Burger King opens its first outlet in China

Burger King opened its first Chinese outlet in Shanghai yesterday, hoping to take a bite out of rival McDonald's profits in the booming Chinese fast-food market.

The company-owned restaurant sits in the heart of the Chinese commercial hub just opposite a Buddhist temple. A large hamburger sign marks the opening.

Along with famous menu offerings such as the Whopper, the outlet will sell items customized to Chinese tastes, including a hamburger seasoned with the spicy mala sauce of southwestern China, the company said.

Glaxo drug barred from market returns

GlaxoSmithKline PLC has returned its anti-depressant Paxil CR to the market, nearly four months after federal officials seized the drug from three factories for failing to meet manufacturing standards.

The pharmaceutical company said Paxil tablets now are available in U.S. pharmacies and other markets around the globe will soon stock them as well.

Glaxo said it has identified and fixed the source of the manufacturing problems at its facilities in Knoxville, Tenn., and Cidra, Puerto Rico.

The improvements were certified by a third party, the company said.

Another drug that was seized, Avandamet, will return to distribution within two weeks, the company said. Avandamet treats Type II diabetes while Paxil treats depression and panic disorder.

UAL Corp. wants to raise debtor loan to $1.3 billion

UAL Corp., parent of the nation's No. 2 airline, United Airlines Inc., said yesterday that it wants to increase its debtor-in-possession loan commitment by an additional $310 million to $1.3 billion, according a filing with the Securities and Exchange Commission.

UAL also wants to extend the maturity date of the loan to Dec. 30, with the option of a further extension to March 31, 2006, if it meets certain conditions.

UAL filed for bankruptcy protection in December 2002, listing assets of $22.73 billion and debts of $21.48 billion. The U.S. Bankruptcy Court in Chicago in December 2002 authorized UAL to strike a $1 billion financing agreement with a bank syndicate.

Ex-CEO of newspaper chain to pay triple damages

The former chief executive of Heartland Publications has been ordered to pay $5.1 million in damages to his former employer after he acknowledged borrowing $1.7 million in company funds while at the helm of the newspaper company.

James M. McGinnis, 56, whose last known address was in Ponte Vedra Beach, Fla., was president and CEO of Heartland Publications LLC until being replaced in February.

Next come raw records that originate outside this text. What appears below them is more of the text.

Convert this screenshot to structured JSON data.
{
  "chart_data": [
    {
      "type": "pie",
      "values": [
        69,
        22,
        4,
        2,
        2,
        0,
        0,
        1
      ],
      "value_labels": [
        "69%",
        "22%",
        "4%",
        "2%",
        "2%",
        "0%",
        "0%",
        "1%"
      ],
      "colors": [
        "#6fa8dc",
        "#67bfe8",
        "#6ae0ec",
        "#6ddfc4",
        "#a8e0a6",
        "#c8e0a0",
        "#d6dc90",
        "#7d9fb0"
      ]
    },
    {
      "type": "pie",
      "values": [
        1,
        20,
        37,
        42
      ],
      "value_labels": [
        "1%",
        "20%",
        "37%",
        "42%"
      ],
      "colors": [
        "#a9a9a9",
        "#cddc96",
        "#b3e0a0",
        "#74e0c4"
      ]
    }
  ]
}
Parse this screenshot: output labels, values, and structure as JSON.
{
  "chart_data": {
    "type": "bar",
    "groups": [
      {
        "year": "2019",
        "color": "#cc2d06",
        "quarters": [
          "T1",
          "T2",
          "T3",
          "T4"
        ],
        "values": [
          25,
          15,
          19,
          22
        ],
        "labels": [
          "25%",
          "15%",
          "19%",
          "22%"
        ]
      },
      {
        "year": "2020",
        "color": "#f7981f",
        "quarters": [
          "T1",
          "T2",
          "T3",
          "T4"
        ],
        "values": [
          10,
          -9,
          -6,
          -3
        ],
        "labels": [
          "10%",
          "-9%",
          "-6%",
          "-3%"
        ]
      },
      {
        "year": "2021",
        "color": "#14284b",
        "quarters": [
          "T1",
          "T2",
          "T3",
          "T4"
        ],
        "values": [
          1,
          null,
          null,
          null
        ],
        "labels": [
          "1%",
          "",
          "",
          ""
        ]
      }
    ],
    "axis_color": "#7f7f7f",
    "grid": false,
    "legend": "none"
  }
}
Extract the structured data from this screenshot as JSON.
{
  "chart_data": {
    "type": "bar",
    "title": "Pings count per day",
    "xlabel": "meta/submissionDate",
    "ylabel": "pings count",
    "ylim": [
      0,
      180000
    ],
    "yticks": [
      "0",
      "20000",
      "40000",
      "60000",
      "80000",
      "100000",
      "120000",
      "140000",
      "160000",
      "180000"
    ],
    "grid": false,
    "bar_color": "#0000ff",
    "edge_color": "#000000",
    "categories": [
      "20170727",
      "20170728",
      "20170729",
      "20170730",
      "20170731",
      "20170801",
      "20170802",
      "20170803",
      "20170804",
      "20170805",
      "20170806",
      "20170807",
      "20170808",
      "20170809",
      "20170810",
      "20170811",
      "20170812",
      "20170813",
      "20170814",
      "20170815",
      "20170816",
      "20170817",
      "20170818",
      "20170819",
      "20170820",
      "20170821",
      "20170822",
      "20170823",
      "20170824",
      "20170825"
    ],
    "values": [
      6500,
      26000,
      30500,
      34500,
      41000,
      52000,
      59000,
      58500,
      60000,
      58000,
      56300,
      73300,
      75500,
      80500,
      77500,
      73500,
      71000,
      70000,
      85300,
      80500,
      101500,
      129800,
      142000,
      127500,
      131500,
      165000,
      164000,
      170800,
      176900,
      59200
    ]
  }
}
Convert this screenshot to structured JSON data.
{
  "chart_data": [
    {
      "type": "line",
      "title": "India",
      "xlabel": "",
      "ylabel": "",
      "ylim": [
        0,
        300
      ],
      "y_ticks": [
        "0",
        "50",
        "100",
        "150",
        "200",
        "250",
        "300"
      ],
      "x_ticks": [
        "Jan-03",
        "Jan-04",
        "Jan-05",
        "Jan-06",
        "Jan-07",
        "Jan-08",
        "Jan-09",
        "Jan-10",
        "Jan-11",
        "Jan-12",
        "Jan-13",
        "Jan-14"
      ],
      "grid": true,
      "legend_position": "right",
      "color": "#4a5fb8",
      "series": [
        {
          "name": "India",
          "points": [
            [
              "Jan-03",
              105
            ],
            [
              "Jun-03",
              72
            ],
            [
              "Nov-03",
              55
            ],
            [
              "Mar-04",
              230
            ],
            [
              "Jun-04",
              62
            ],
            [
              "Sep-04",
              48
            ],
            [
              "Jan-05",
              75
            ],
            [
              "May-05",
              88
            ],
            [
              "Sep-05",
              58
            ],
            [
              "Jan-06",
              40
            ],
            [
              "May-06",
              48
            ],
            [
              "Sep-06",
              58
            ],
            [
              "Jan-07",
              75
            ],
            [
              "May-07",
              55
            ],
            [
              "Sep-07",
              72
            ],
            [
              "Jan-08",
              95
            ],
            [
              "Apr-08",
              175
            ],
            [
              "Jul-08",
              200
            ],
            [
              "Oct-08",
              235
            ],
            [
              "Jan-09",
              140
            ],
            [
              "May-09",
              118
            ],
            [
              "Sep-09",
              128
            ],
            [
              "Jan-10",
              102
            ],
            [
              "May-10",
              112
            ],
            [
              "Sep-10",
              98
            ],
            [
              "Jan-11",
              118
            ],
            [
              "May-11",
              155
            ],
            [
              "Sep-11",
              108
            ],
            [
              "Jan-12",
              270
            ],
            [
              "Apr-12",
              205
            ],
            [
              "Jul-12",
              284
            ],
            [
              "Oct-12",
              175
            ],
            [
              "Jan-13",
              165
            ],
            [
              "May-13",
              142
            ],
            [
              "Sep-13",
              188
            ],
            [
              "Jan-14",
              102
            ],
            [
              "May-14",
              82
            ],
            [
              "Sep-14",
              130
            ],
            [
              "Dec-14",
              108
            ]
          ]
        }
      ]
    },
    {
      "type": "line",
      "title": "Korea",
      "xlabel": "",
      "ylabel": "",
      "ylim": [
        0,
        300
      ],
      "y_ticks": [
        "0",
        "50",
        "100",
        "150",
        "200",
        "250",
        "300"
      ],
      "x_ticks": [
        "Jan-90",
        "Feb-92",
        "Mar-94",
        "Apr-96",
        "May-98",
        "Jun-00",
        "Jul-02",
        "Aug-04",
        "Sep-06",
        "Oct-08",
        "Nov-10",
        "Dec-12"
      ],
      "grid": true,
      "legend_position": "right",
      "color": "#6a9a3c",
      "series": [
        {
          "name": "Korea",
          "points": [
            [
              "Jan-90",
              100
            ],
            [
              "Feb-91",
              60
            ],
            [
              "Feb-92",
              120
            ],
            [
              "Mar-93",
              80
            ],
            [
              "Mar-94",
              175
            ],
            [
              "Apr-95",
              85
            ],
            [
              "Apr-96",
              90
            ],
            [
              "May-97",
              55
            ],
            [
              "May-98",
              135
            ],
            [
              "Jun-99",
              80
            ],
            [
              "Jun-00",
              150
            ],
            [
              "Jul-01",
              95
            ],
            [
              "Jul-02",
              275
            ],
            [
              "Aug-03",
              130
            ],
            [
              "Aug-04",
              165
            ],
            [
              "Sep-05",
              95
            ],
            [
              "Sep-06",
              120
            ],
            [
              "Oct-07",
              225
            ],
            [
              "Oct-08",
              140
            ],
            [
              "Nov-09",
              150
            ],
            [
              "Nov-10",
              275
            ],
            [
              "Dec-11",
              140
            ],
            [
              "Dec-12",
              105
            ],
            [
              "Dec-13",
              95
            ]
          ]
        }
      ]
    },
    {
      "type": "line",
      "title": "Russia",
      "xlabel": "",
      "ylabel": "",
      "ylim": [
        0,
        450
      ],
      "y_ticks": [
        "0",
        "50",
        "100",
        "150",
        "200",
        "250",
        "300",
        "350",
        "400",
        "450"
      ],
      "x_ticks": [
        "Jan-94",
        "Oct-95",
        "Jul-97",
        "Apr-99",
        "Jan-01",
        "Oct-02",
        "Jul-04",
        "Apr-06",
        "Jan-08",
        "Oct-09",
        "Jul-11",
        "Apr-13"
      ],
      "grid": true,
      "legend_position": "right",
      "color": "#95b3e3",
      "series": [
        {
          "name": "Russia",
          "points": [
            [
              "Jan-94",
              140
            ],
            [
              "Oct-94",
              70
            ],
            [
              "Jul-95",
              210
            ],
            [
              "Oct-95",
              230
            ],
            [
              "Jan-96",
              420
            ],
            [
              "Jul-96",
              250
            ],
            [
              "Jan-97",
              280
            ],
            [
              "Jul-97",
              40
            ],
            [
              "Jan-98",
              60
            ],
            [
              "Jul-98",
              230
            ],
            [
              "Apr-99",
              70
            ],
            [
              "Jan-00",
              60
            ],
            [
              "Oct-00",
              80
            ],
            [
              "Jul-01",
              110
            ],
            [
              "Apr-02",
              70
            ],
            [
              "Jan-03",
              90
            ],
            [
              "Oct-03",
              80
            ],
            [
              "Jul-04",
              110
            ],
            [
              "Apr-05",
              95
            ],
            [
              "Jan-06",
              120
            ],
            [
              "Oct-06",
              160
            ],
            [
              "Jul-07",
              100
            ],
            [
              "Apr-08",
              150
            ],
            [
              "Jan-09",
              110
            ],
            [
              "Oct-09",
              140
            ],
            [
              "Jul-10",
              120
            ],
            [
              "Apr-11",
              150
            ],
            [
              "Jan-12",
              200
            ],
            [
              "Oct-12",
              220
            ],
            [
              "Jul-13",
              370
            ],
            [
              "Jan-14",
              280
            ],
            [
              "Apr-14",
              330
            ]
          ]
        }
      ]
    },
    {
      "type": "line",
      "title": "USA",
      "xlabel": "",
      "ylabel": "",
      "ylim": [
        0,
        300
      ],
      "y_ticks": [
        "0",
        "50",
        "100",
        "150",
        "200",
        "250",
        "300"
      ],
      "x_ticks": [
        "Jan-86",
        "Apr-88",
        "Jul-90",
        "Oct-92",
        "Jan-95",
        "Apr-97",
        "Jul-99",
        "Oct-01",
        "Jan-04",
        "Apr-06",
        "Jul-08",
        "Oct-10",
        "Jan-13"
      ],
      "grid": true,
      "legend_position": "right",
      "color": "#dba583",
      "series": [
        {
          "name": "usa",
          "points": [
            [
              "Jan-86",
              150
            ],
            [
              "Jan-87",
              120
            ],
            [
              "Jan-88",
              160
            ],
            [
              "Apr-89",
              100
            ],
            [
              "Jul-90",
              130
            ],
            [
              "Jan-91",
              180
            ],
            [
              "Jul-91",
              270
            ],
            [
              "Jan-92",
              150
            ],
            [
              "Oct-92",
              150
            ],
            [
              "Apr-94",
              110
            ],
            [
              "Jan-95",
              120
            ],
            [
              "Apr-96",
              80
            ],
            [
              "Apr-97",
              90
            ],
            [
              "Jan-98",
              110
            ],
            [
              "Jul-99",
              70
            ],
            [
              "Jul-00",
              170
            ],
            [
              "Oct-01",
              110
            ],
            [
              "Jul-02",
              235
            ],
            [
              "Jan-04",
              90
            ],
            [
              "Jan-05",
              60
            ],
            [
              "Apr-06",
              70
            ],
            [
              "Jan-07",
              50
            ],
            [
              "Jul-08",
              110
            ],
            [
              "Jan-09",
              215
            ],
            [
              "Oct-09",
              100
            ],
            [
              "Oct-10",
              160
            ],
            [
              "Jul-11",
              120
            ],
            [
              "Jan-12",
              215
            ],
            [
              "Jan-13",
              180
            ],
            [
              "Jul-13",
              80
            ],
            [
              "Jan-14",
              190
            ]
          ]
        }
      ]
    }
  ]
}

Heartland publishes 19 newspapers in Ohio, West Virginia, North Carolina, Kentucky, Tennessee and Oklahoma.

Duval County Circuit Judge Jack M. Schemer granted Heartland's motion for a summary judgment in its suit against McGinnis earlier this month.

The newspaper chain said it asked McGinnis to repay the money, but he had not. In accordance with Florida law, Schemer ordered McGinnis to pay Heartland more than $5.1, which is triple the amount he took.